Het doel voor deze les: Een techniek leren om te helpen bij de taak van het digitaliseren, bosopstanden digitaliseren en tenslotte de gegevens van de inventarisatie er aan toevoegen.
14.3.1. Follow Along: De grenzen van de bosopstanden uitnemen
Open uw project map_digitizing.qgs
, dat u in de vorige les heeft opgeslagen, in QGIS.

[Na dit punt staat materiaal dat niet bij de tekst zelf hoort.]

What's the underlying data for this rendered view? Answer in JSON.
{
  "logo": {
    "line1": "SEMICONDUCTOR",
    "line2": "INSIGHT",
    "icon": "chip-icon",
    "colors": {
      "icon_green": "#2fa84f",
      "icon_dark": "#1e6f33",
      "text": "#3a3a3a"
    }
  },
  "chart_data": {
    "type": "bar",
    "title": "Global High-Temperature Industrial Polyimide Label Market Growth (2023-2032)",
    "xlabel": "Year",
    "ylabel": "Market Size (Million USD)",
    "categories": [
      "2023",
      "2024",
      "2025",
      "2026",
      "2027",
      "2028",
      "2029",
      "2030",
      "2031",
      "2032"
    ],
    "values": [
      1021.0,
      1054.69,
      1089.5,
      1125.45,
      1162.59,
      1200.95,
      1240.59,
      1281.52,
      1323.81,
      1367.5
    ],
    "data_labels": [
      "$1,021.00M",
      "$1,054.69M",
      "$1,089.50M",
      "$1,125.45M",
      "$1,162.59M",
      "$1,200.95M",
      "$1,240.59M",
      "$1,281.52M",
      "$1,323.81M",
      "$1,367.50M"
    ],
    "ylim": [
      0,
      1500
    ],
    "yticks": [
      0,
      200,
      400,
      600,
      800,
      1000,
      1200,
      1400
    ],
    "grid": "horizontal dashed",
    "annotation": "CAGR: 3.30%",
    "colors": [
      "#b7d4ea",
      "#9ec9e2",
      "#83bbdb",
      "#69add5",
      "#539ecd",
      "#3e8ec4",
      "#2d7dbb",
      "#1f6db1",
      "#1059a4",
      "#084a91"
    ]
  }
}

Als u eenmaal uw kaart heeft gescand en voorzien van geoverwijzingen zou u direct kunnen beginnen met digitaliseren door naar de kaart te kijken als een hulpmiddel. Dat zou, zeer waarschijnlijk, de manier om te doen als de afbeelding van waaruit u gaat digitaliseren, bijvoorbeeld, een luchtfoto is.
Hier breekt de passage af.